Funding Model

  • Counterpart Financing

    Financial support from the Global Fund and other donors is far from sufficient to completely address the full cost of the response to AIDS, TB and malaria. For this reason, our funding model incorporates a set of counterpart financing requirements.

    Counterpart financing is defined as all domestic public resources allocated to directly supporting the programs funded by the Global Fund. These resources can include government revenues, government loans from external sources or private creditors, social health insurance, and/or debt relief.

    An increasing level of funding will need to come from implementing countries to sustain the momentum in the fight against the three diseases.

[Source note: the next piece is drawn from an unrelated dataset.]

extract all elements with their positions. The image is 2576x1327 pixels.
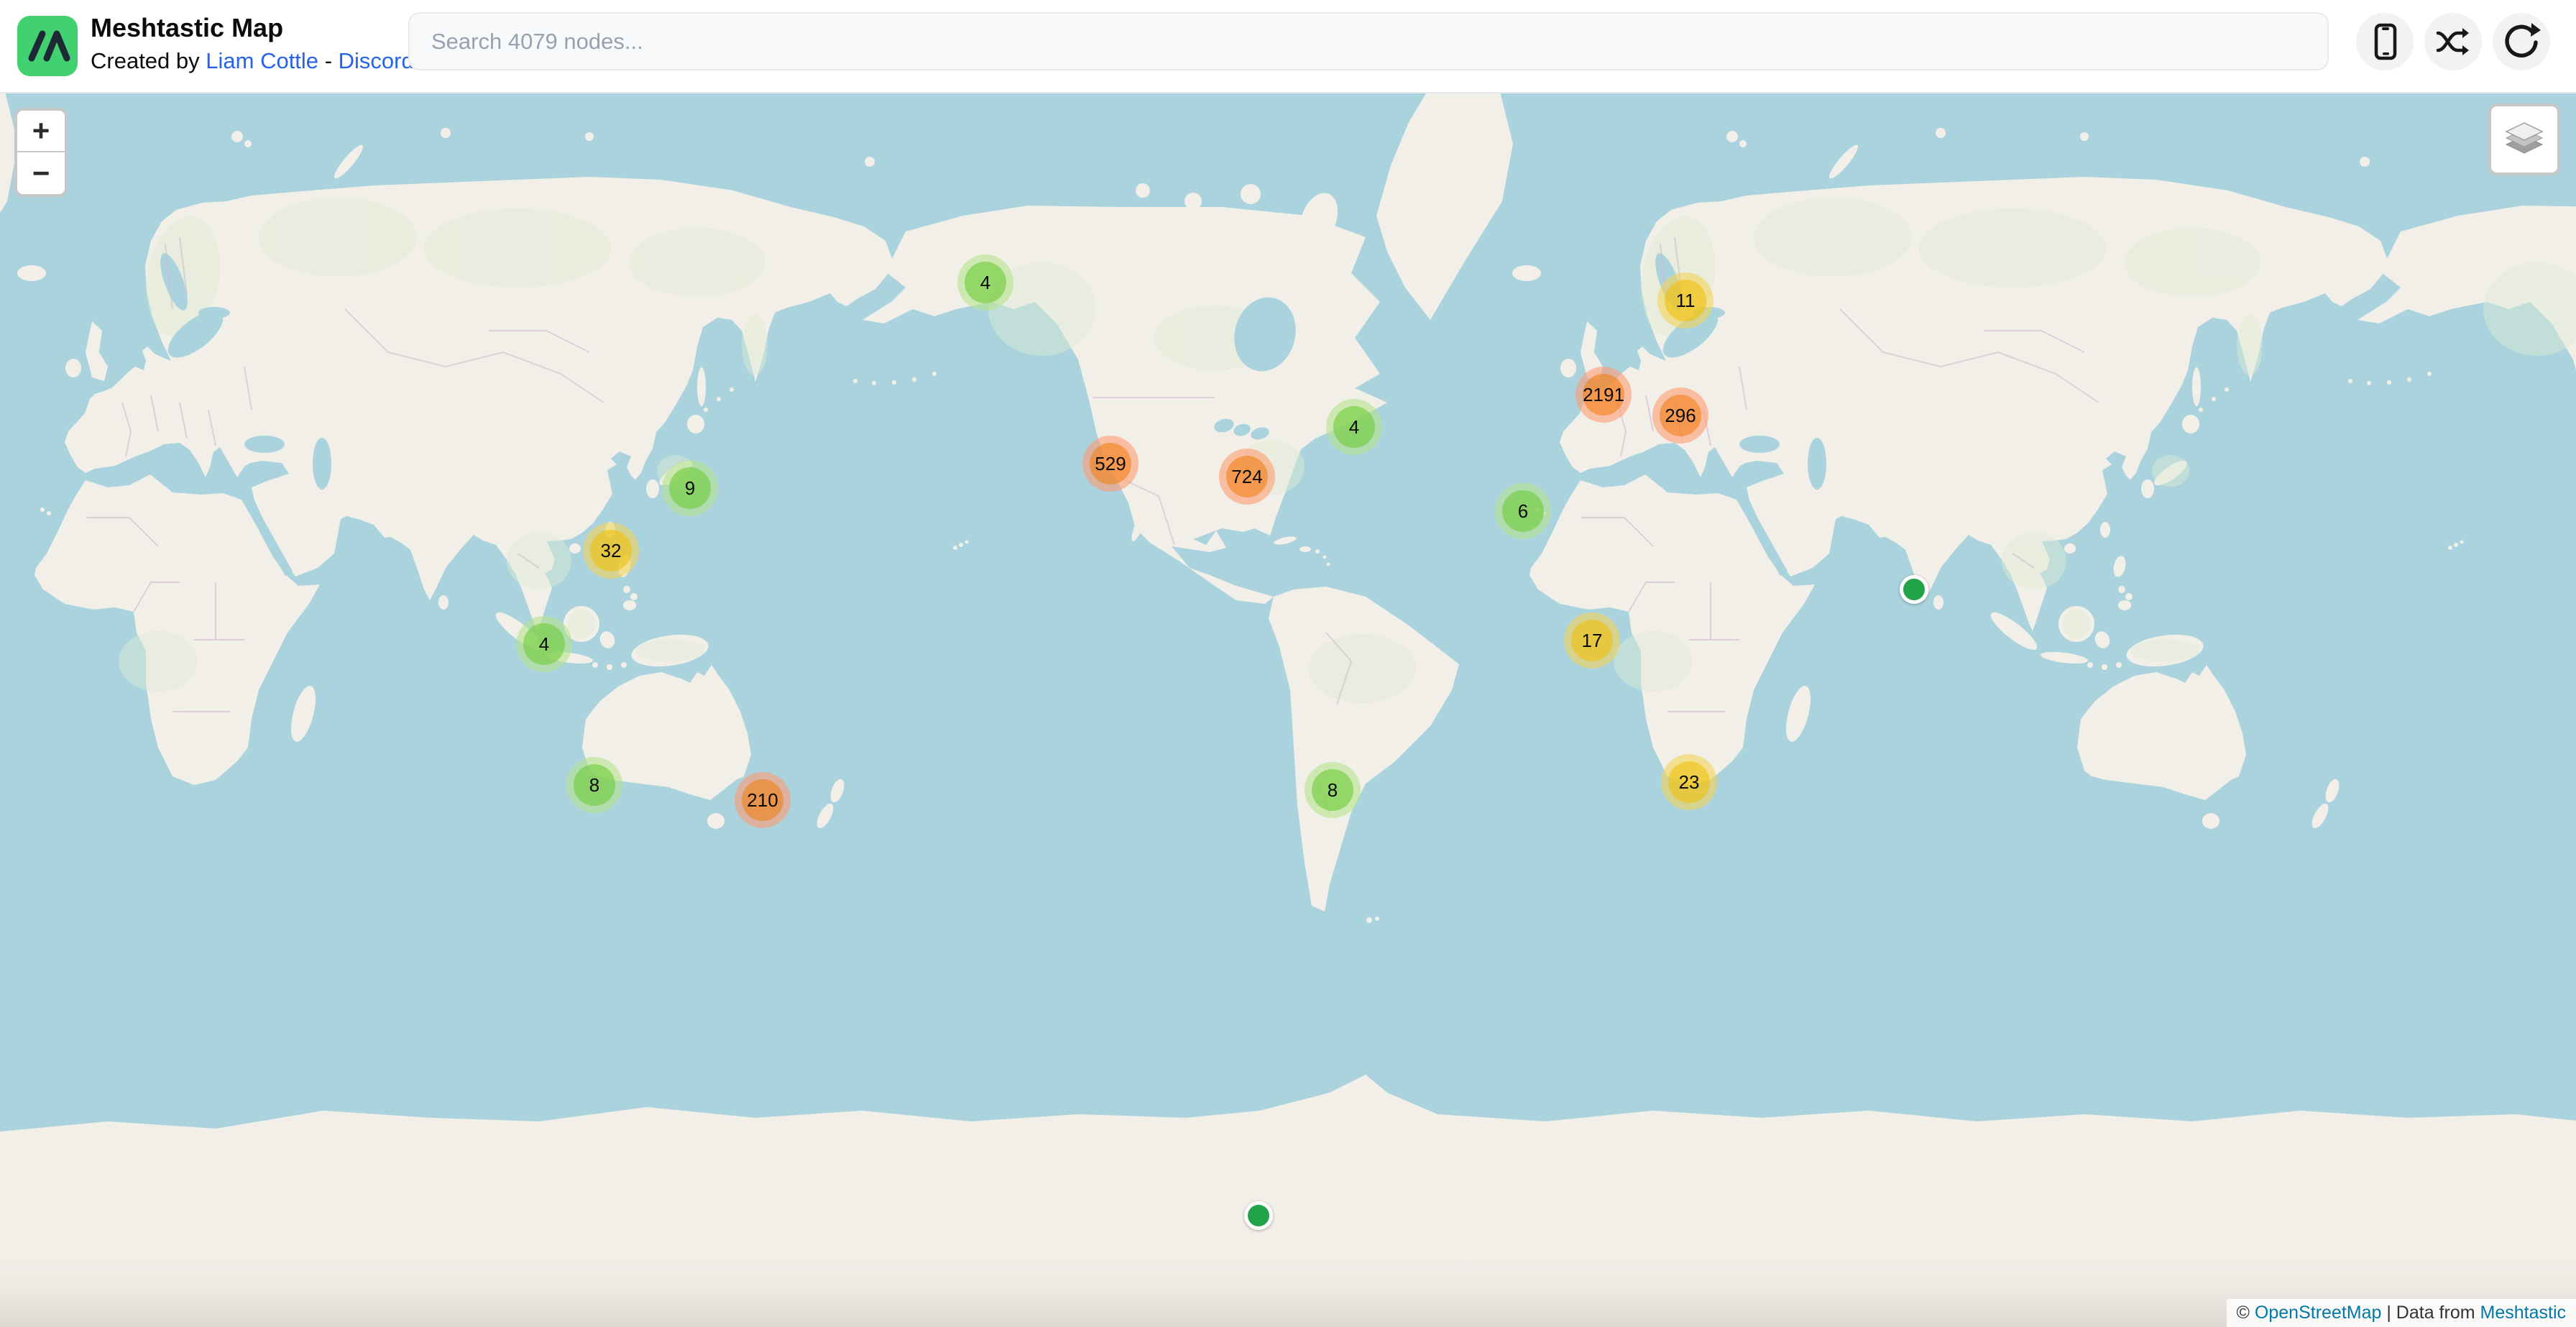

By contributing domestic resources, countries increase their ownership of the response and build the sustainability of the programs.

    There are two parts to the counterpart financing requirements.

    Counterpart financing eligibility requirements

    In order to be eligible for funding, countries must:

    • Meet a minimum threshold of counterpart financing for each Global Fund-supported program;
    • Demonstrate increasing government contribution to health and disease programs, over time; and 
    • Regularly report reliable disease and health spending data

    Increased financial commitments

    Eighty-five percent of a country’s allocation is directly available to fund grants, but in order to access the final 15 percent of the allocation, countries will need to commit to additional counterpart financing investments (previously known as “willingness to pay”). These investments should be made in areas that directly benefit programs funded by the Global Fund. The amount of additional commitment required is linked to a country’s ability to pay.